Tuesday, 10 March 2015

Find the address of a function template

Find the address of a function template:

If we want to find the address of the function at any situation, there are number of ways available in C++.

For example, you may have a function that takes an argument of a pointer to another function. Of
course it’s possible that this other function might be generated from a template function.
See the below example to find the address of the function template.

#include "stdafx.h"
#include <iostream>
#include <cstdlib>
#include <cstring>
using namespace std;
template <typename T> void Fun(T*)
  {}
void MyFunc (void (*voidPtr)(int*))
  {}
template <class T>
void Fun2 (void (*voidPtr)(T*))
  {}
int main()
{
  MyFunc (&Fun<int>);
  MyFunc (&Fun);
  Fun2<int> (&Fun<int>);
  Fun2 (&Fun<int>);
  Fun2<int> (&Fun);
  getchar ();
  return 0;
}

This example demonstrates a number of different issues.
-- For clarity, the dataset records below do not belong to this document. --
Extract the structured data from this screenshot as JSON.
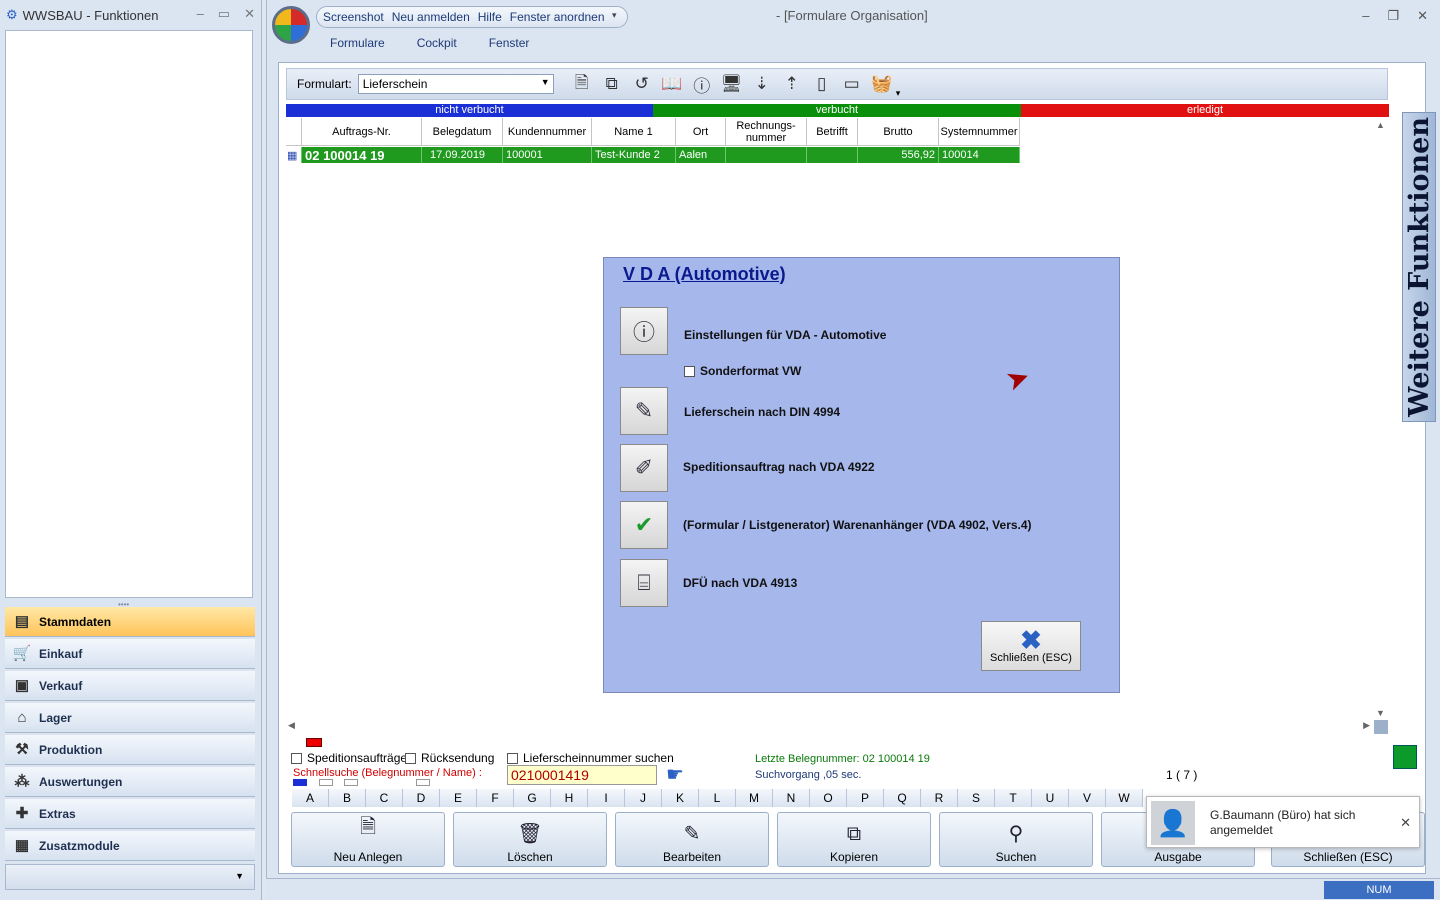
{
  "left_window": {
    "title": "WWSBAU - Funktionen",
    "nav": [
      {
        "label": "Stammdaten",
        "icon": "master-data-icon",
        "active": true
      },
      {
        "label": "Einkauf",
        "icon": "cart-icon"
      },
      {
        "label": "Verkauf",
        "icon": "register-icon"
      },
      {
        "label": "Lager",
        "icon": "warehouse-icon"
      },
      {
        "label": "Produktion",
        "icon": "production-icon"
      },
      {
        "label": "Auswertungen",
        "icon": "chart-icon"
      },
      {
        "label": "Extras",
        "icon": "extras-icon"
      },
      {
        "label": "Zusatzmodule",
        "icon": "modules-icon"
      }
    ]
  },
  "main_window": {
    "title": "- [Formulare Organisation]",
    "qat": [
      "Screenshot",
      "Neu anmelden",
      "Hilfe",
      "Fenster anordnen"
    ],
    "ribbon_tabs": [
      "Formulare",
      "Cockpit",
      "Fenster"
    ]
  },
  "toolbar": {
    "formularart_label": "Formulart:",
    "formularart_value": "Lieferschein"
  },
  "status_band": {
    "nicht_verbucht": "nicht verbucht",
    "verbucht": "verbucht",
    "erledigt": "erledigt"
  },
  "table": {
    "headers": [
      "Auftrags-Nr.",
      "Belegdatum",
      "Kundennummer",
      "Name 1",
      "Ort",
      "Rechnungs-\nnummer",
      "Betrifft",
      "Brutto",
      "Systemnummer"
    ],
    "rows": [
      [
        "02 100014 19",
        "17.09.2019",
        "100001",
        "Test-Kunde 2",
        "Aalen",
        "",
        "",
        "556,92",
        "100014"
      ]
    ]
  },
  "dialog": {
    "title": "V D A  (Automotive)",
    "items": [
      {
        "label": "Einstellungen für VDA - Automotive",
        "icon": "settings-info-icon"
      },
      {
        "label": "Lieferschein nach DIN 4994",
        "icon": "edit-document-icon"
      },
      {
        "label": "Speditionsauftrag nach VDA 4922",
        "icon": "truck-pen-icon"
      },
      {
        "label": "(Formular / Listgenerator) Warenanhänger (VDA 4902, Vers.4)",
        "icon": "checked-tag-icon"
      },
      {
        "label": "DFÜ nach VDA 4913",
        "icon": "router-icon"
      }
    ],
    "checkbox_sonderformat": "Sonderformat VW",
    "close_label": "Schließen (ESC)"
  },
  "side_tab": "Weitere Funktionen",
  "bottom": {
    "chk_spedition": "Speditionsaufträge",
    "chk_ruecksendung": "Rücksendung",
    "chk_lieferscheinnr": "Lieferscheinnummer suchen",
    "schnellsuche_label": "Schnellsuche (Belegnummer / Name) :",
    "search_value": "0210001419",
    "last_number": "Letzte Belegnummer: 02 100014 19",
    "search_time": "Suchvorgang ,05 sec.",
    "record_count": "1 ( 7 )",
    "letters": [
      "A",
      "B",
      "C",
      "D",
      "E",
      "F",
      "G",
      "H",
      "I",
      "J",
      "K",
      "L",
      "M",
      "N",
      "O",
      "P",
      "Q",
      "R",
      "S",
      "T",
      "U",
      "V",
      "W"
    ],
    "buttons": [
      "Neu Anlegen",
      "Löschen",
      "Bearbeiten",
      "Kopieren",
      "Suchen",
      "Ausgabe",
      "Schließen (ESC)"
    ]
  },
  "toast": {
    "message": "G.Baumann (Büro) hat sich angemeldet"
  },
  "statusbar": {
    "num": "NUM"
  }
}
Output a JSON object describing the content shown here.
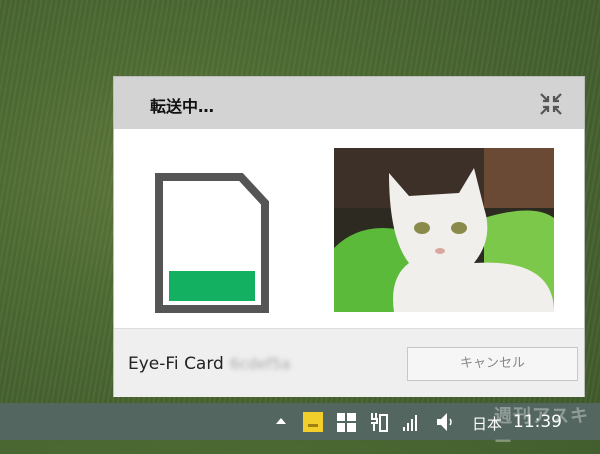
{
  "dialog": {
    "title": "転送中…",
    "card_label": "Eye-Fi Card",
    "card_id": "6cdef5a",
    "cancel_label": "キャンセル",
    "transfer_progress": 0.25,
    "accent_color": "#12b060",
    "icons": {
      "collapse": "collapse-arrows-icon",
      "card": "sd-card-icon"
    }
  },
  "taskbar": {
    "language": "日本",
    "time": "11:39",
    "icons": [
      "show-hidden-icons-chevron",
      "eye-fi-tray-icon",
      "windows-icon",
      "power-icon",
      "signal-icon",
      "volume-icon"
    ]
  },
  "watermark": "週刊アスキー"
}
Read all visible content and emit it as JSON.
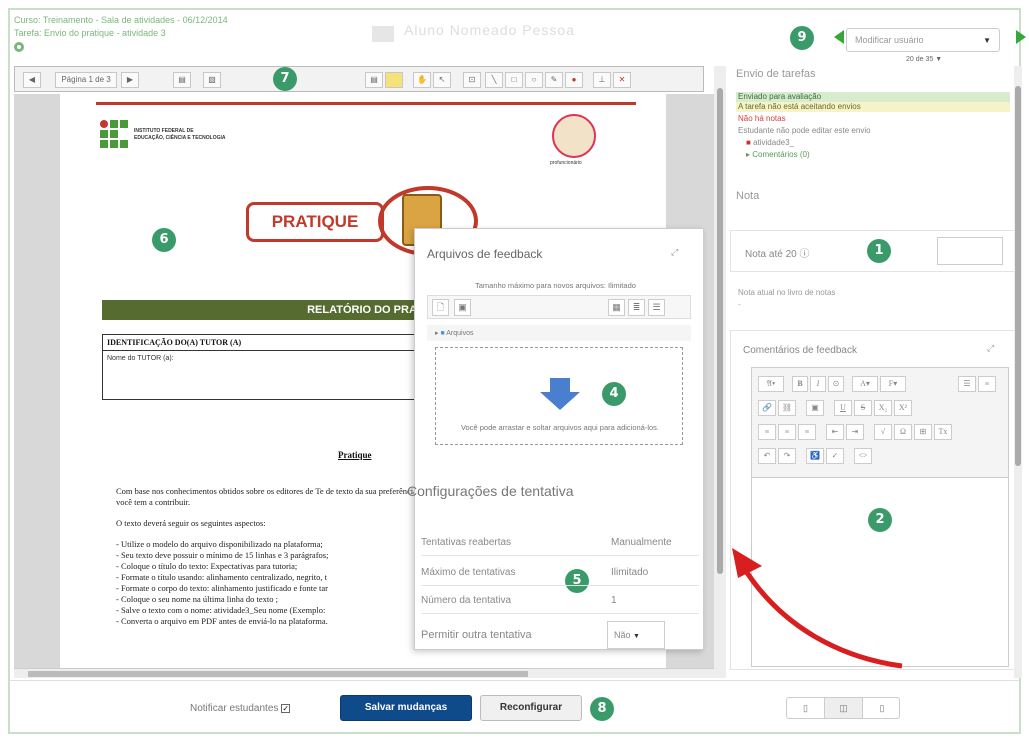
{
  "header": {
    "course_line": "Curso: Treinamento - Sala de atividades - 06/12/2014",
    "task_line": "Tarefa: Envio do pratique - atividade 3",
    "ghost_title": "Aluno Nomeado Pessoa"
  },
  "user_nav": {
    "user_select_placeholder": "Modificar usuário",
    "counter": "20 de 35"
  },
  "doc_toolbar": {
    "page_label": "Página 1 de 3"
  },
  "document": {
    "if_name_line1": "INSTITUTO FEDERAL DE",
    "if_name_line2": "EDUCAÇÃO, CIÊNCIA E TECNOLOGIA",
    "school_caption": "profuncionário",
    "pratique_label": "PRATIQUE",
    "report_title": "RELATÓRIO DO PRA",
    "ident_title": "IDENTIFICAÇÃO DO(A) TUTOR (A)",
    "tutor_name_label": "Nome do TUTOR (a):",
    "section_heading": "Pratique",
    "para1": "Com base nos conhecimentos obtidos sobre os editores de Te de texto da sua preferência tendo como base suas expectativa você espera aprender e o que você tem a contribuir.",
    "para2": "O texto deverá seguir os seguintes aspectos:",
    "items": [
      "- Utilize o modelo do arquivo disponibilizado na plataforma;",
      "- Seu texto deve possuir o mínimo de 15 linhas e 3 parágrafos;",
      "- Coloque o título do texto: Expectativas para tutoria;",
      "- Formate o título usando: alinhamento centralizado, negrito, t",
      "- Formate o corpo do texto: alinhamento justificado e fonte tar",
      "- Coloque o seu nome na última linha do texto ;",
      "- Salve o texto com o nome: atividade3_Seu nome (Exemplo:",
      "- Converta o arquivo em PDF antes de enviá-lo na plataforma."
    ]
  },
  "feedback_files": {
    "title": "Arquivos de feedback",
    "max_size": "Tamanho máximo para novos arquivos: Ilimitado",
    "folder": "Arquivos",
    "drop_text": "Você pode arrastar e soltar arquivos aqui para adicioná-los."
  },
  "attempt_settings": {
    "title": "Configurações de tentativa",
    "rows": [
      {
        "label": "Tentativas reabertas",
        "value": "Manualmente"
      },
      {
        "label": "Máximo de tentativas",
        "value": "Ilimitado"
      },
      {
        "label": "Número da tentativa",
        "value": "1"
      }
    ],
    "allow_label": "Permitir outra tentativa",
    "allow_value": "Não"
  },
  "sidebar": {
    "submission_title": "Envio de tarefas",
    "status_submitted": "Enviado para avaliação",
    "status_not_accepting": "A tarefa não está aceitando envios",
    "status_no_grades": "Não há notas",
    "status_cannot_edit": "Estudante não pode editar este envio",
    "file_name": "atividade3_",
    "comments_link": "Comentários (0)",
    "grade_section": "Nota",
    "grade_label": "Nota até 20",
    "current_grade_label": "Nota atual no livro de notas",
    "current_grade_value": "-",
    "feedback_comments_title": "Comentários de feedback"
  },
  "footer": {
    "notify_label": "Notificar estudantes",
    "save_label": "Salvar mudanças",
    "reset_label": "Reconfigurar"
  },
  "badges": {
    "b1": "1",
    "b2": "2",
    "b4": "4",
    "b5": "5",
    "b6": "6",
    "b7": "7",
    "b8": "8",
    "b9": "9"
  },
  "colors": {
    "accent_green": "#3b9a6a",
    "header_green": "#7ab87a",
    "save_blue": "#0f4a8a",
    "brand_red": "#c0392b"
  }
}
First, even though you’re using
templates, the signatures must match – the function MyFunc ( ) takes a pointer to a function that takes
an int* and returns void, and that’s what the template f produces. Second, the function that
wants the function pointer as an argument can itself be a template, as in the case of the
template Fun2.

In main( ) you can see that type induction works here, too. The first call to MyFunc ( ) explicitly
gives the template argument for Fun, but since MyFunc ( ) says that it will only take the address of a
function that takes an int*, that part can be induced by the compiler.

With Fun2 ( ) the situation is even more interesting because there are two templates involved. The compiler cannot induce the type with nothing to go on, but if either Fun or Fun2 is given int, then the rest can be induced.